At the time, I could barely get out of bed and brush my teeth in the morning. It was kind of like I had a stroke, and lost the pathways responsible for problem solving. I went through the motions of the chores I had to do each day, and switched from criticizing myself to repeating the mantra "I'm excited", since anxiety and excitement are experienced identically by the body. Any time I had a negative thought, I noted it like with meditation and set it aside, or actively reworked it into a positive spin on the situation, even if it was in terms of a positive outcome for someone else, or progress towards a long term goal of mine. Sort of a self-administered form of CBT.
I was able to learn new habits every 2 weeks or so, and finally recruited the rest of my brain to take over for the parts that had quit working. I started on the road to recovery about 6 months after the fallout with my work, and was effectively cured over the next 2-3 months.

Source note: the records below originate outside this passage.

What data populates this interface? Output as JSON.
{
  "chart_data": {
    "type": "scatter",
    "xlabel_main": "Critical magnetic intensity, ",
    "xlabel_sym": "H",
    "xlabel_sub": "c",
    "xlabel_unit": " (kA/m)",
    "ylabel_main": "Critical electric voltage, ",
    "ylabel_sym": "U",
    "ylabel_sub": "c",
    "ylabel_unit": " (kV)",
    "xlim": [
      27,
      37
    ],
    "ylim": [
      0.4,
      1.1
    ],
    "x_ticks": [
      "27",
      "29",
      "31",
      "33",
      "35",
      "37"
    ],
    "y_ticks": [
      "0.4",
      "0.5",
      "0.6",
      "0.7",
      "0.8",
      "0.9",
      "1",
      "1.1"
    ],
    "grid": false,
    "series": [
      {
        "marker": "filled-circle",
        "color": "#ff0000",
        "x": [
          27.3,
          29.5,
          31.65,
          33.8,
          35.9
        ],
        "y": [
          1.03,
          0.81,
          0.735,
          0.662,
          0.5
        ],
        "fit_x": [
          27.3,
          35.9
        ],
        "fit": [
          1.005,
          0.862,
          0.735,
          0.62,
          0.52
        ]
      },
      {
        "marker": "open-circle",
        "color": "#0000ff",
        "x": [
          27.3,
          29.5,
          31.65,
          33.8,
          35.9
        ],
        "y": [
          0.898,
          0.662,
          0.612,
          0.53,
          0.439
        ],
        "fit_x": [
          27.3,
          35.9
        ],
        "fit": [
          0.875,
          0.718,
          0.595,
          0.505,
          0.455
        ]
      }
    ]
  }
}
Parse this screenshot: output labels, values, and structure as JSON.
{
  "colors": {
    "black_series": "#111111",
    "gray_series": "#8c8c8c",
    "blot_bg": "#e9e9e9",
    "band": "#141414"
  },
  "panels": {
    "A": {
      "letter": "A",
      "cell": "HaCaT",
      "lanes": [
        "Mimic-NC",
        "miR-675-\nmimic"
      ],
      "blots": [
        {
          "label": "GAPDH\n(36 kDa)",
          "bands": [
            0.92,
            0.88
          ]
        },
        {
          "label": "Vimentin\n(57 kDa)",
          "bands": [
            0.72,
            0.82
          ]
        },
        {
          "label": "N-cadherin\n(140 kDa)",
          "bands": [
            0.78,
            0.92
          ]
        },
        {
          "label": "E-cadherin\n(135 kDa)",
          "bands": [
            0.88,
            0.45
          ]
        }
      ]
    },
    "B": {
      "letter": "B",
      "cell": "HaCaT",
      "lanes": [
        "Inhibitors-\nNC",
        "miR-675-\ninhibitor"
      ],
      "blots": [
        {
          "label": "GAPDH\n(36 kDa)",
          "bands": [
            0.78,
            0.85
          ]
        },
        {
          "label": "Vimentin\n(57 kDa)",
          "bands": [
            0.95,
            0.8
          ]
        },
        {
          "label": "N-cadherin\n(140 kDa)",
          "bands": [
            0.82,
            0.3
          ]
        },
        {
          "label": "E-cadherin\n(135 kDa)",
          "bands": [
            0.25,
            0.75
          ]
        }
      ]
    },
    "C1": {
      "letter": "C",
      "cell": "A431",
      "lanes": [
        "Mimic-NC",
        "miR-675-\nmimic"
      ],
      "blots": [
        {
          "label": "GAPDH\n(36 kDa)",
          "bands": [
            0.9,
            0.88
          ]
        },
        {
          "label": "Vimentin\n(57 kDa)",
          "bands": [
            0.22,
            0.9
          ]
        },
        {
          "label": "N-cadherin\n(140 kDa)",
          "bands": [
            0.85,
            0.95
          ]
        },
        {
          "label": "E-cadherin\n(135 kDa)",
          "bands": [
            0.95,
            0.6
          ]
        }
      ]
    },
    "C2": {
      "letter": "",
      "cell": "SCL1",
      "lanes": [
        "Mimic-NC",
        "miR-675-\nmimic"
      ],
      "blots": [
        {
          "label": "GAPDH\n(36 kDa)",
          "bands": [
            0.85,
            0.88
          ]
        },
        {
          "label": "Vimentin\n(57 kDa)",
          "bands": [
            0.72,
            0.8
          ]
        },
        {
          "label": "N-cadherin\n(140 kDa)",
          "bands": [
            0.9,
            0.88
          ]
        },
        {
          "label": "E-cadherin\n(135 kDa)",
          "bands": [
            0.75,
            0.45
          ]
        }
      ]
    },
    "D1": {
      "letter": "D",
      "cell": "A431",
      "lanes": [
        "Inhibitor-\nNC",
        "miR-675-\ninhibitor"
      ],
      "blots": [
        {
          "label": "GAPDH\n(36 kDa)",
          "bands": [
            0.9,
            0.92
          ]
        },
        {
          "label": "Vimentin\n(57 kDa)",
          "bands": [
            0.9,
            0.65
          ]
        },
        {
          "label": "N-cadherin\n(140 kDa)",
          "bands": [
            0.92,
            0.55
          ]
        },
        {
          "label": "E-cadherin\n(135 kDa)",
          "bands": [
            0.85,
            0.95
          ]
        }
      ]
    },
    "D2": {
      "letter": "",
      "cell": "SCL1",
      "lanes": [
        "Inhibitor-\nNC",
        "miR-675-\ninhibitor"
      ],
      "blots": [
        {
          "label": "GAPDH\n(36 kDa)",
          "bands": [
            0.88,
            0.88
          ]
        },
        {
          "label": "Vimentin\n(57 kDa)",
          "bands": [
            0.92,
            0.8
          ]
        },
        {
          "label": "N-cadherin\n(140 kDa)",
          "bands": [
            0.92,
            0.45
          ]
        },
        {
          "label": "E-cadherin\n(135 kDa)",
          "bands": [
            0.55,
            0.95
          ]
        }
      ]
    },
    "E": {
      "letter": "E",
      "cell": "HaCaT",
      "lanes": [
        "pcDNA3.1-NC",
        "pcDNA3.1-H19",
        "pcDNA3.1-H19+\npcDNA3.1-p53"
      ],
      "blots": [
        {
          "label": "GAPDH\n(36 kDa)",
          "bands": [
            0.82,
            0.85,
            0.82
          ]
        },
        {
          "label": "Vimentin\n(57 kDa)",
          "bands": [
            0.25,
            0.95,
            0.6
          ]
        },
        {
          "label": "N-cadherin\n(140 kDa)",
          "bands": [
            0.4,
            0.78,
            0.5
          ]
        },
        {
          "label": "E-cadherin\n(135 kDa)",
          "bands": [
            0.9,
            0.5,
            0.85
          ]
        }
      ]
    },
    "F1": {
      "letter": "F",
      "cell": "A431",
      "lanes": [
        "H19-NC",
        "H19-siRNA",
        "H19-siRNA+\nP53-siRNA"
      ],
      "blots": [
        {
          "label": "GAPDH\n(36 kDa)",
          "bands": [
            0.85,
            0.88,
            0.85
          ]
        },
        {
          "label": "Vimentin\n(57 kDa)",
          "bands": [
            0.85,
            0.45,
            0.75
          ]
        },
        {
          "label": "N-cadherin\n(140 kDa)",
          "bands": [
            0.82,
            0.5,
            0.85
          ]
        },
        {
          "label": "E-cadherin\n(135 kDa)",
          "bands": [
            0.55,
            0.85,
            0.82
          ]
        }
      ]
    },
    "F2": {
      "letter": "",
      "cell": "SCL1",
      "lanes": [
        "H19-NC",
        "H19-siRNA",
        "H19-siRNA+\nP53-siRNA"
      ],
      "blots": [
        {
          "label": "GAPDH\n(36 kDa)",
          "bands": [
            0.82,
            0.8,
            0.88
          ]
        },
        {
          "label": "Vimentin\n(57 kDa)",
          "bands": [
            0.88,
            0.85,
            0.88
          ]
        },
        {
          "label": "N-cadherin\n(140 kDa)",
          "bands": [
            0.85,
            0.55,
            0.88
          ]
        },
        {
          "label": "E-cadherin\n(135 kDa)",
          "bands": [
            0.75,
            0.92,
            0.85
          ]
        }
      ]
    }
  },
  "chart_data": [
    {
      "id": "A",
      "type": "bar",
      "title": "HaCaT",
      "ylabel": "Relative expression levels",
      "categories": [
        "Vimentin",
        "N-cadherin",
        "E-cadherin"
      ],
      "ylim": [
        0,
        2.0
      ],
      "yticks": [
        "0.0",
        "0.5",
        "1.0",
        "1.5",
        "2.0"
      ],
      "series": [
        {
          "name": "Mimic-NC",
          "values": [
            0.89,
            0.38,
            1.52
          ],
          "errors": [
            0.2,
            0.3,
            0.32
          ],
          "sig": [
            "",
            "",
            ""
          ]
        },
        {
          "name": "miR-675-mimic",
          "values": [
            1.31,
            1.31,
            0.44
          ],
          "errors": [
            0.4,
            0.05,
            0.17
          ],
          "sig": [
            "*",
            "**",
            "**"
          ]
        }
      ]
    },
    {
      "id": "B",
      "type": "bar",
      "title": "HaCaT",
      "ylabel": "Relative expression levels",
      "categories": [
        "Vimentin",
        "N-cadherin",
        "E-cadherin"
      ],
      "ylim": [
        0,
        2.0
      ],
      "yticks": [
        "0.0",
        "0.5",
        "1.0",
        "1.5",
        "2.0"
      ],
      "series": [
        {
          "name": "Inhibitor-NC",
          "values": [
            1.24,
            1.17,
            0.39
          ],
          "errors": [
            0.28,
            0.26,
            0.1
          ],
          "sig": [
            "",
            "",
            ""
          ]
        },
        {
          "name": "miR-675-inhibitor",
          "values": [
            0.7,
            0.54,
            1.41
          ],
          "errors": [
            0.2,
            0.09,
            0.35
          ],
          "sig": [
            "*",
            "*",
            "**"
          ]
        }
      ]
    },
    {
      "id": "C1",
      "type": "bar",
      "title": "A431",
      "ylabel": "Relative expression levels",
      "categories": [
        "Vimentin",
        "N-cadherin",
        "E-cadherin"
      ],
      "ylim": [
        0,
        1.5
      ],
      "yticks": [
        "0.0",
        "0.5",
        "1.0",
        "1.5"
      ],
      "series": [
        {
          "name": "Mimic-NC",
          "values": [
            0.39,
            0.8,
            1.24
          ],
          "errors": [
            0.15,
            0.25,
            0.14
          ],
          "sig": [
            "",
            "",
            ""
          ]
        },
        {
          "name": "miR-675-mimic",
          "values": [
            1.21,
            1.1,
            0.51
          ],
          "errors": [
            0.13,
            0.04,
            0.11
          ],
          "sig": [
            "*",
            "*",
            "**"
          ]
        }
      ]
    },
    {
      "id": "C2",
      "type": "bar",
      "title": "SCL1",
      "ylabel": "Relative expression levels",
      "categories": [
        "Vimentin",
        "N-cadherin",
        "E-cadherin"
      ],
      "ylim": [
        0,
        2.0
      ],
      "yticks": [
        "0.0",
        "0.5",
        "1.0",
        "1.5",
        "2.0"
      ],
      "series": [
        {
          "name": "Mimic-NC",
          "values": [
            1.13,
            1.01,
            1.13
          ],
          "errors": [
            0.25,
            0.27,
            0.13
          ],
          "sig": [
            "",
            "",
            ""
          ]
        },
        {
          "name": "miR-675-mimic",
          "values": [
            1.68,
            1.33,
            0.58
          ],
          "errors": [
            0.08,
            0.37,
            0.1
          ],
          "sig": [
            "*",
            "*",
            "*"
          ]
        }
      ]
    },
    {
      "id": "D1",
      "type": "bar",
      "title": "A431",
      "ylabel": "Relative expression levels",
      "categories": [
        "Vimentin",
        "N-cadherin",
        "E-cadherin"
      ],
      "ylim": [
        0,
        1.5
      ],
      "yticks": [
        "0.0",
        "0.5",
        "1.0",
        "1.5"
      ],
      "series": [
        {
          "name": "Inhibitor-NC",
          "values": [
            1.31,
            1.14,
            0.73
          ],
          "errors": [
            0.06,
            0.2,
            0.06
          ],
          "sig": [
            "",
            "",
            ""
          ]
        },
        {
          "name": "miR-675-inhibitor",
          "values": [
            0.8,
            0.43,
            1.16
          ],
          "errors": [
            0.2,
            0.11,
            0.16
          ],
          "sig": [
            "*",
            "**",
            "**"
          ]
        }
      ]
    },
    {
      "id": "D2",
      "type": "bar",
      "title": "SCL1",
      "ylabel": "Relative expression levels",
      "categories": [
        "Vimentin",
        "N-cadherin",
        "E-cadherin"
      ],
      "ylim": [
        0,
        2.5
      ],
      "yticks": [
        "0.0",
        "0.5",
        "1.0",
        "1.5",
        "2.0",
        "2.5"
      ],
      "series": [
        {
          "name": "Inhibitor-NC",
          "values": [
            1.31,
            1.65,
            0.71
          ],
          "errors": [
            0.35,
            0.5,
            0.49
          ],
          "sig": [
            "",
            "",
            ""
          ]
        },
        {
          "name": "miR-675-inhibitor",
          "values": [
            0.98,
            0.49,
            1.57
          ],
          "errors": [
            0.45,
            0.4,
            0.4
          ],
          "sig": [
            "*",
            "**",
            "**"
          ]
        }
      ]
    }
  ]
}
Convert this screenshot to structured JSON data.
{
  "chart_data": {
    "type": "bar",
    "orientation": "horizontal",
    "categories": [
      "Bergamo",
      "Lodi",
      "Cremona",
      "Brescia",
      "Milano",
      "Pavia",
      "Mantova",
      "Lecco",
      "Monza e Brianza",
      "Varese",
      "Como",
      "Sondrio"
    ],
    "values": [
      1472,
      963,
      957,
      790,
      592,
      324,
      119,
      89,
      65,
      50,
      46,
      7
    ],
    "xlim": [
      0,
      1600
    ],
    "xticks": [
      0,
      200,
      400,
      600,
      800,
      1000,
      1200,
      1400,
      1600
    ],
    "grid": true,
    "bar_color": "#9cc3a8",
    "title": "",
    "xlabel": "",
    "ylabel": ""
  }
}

The other main tool that finally got me out of the hole was to separate my plans from their execution by creating temporary todo lists. It turns out that I also had executive dysfunction from trying to hold huge problem spaces in my head for too long. It was like I ran out of room in my brain's hard drive and it began thrashing.
Now that I am no longer burned out or depressed, I've also noticed that the dormant problem-solving pathways have reawakened. So luckily I don't have to relearn the technical skills from before. I've been doing handyman work and spend a lot of time daydreaming about what I'd like to accomplish on the computer, so when I sit down to it, it's easier to overcome starting friction. I'm focusing on having no lost days, and treating every checked off item on my todo list as a victory, rather than criticizing myself for lack of productivity.